Labour Party Leader David Shearer has created the post of spokesperson for Social Inclusion for the first time in New Zealand.
I am honoured to hold that portfolio.
I will be asking questions about the reasons for people being excluded from participating fully in society and what needs to be done to ensure that all our citizens have a stake in their communities and neighbourhoods.
With respect to ethnic communities, I will be asking what prevents our migrants from feeling a sense of being part of New Zealand society.
The creation of this role is driven by Labour’s belief that we all do much better when no one falls too far behind and the economy works for everyone.
Social Inclusion policies are a shift away from a sticking-plaster approach to the needs of the most vulnerable to one that produces long-term positive change.
Social inclusion starts with the experiences, aspirations and expectations of citizens in the design of programmes that lead lasting change.
Solutions are formulated on the basis of the best knowledge available and they are monitored for results.
We take a different approach to our communities than the current government.
Where a conservative approach is punitive towards those who are excluded from full participation in society we ask, “What is preventing them from full participation and access to the gifts our communities can bestow on all of us?”
Social inclusion refers to the process that promotes equality of opportunity, maintains social cohesion, builds social capital and minimises social exclusion.
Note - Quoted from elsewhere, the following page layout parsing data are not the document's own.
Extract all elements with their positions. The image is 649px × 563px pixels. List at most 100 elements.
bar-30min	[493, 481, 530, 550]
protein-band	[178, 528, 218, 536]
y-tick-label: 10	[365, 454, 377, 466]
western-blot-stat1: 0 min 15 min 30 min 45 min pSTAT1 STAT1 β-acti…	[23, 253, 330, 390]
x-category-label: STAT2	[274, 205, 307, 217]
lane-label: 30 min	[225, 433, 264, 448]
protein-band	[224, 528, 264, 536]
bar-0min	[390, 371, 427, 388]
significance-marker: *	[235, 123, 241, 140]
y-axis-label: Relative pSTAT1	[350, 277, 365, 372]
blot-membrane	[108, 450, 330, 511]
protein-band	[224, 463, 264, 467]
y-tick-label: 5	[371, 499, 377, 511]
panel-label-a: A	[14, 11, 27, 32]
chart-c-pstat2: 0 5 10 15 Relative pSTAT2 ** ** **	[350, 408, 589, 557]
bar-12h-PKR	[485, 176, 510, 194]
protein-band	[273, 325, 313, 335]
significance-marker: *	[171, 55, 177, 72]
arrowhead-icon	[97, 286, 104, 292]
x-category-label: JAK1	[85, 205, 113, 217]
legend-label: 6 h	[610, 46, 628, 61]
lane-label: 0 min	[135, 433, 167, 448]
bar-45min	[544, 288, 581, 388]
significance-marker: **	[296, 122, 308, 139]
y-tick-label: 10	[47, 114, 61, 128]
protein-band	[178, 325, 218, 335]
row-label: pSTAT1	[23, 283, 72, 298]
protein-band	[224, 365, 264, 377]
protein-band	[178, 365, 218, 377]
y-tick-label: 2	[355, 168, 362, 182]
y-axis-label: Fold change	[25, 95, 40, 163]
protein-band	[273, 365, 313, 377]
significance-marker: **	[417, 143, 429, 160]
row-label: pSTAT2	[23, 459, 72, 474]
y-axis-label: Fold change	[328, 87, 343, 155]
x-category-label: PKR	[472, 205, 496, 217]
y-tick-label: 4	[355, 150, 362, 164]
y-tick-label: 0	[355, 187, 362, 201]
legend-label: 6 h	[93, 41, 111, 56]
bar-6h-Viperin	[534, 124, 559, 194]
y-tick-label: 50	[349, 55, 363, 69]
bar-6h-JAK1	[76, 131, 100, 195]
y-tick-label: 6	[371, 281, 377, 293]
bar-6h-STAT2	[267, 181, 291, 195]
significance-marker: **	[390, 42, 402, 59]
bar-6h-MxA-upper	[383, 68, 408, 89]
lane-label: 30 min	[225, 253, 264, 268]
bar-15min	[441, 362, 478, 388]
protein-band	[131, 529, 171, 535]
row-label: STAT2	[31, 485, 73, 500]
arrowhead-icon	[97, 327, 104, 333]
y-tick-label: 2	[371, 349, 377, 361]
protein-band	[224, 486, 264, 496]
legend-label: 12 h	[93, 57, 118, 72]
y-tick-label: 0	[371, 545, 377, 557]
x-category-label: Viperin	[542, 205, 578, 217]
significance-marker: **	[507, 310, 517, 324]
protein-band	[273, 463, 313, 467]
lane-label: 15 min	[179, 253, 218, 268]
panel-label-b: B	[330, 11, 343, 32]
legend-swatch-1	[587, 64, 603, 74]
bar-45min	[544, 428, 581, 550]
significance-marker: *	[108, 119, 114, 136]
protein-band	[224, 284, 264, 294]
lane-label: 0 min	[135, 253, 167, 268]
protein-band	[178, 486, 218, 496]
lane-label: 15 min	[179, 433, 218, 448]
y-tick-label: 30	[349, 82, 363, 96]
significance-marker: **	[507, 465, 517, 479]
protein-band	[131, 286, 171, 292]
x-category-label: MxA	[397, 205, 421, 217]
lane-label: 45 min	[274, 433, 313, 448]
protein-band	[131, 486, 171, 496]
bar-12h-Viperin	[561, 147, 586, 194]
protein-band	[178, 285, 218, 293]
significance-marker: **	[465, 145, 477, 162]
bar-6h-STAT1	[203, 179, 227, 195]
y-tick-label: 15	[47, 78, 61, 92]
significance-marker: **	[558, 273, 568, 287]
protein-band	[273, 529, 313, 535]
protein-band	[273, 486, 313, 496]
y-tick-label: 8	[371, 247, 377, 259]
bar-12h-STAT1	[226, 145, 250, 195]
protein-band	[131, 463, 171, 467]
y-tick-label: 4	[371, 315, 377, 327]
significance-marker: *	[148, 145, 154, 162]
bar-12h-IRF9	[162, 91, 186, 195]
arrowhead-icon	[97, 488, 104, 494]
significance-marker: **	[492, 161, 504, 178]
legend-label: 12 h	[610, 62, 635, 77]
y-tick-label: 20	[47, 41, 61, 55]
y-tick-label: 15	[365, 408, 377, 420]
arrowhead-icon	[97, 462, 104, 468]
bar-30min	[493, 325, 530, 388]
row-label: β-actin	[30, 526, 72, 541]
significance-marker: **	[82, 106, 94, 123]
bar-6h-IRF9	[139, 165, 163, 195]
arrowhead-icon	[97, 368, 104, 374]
It can capture the imagination of those who have become weary of conventional ways of defining problems and who have become accustomed to not seeing any significant shifts in the life opportunities of our most vulnerable.
People experiencing social exclusion live in different parts of society and are disproportionately located in easily identifiable vulnerable communities.
These communities will be the focus of Labour’s social inclusion initiatives.
Social Inclusion involves communities in setting goals for intervention.
It is more likely to provide government with opportunities to fundamentally change vulnerable communities permanently and break the cycle of vulnerability.
This overarching philosophy and modus operandi can be applied to most objectives of the Government’s social programme.
It will enable the design of a fit for purpose that will ensure its sizable expenditure on lifting citizens out of their vulnerability is more effective than it has been for generations.
Dr Rajen Prasad is Member of Parliament on Labour’s List and is the Party’s Spokesperson for Social Inclusion and Ethnic Affairs and Associate Spokesperson for Social Development.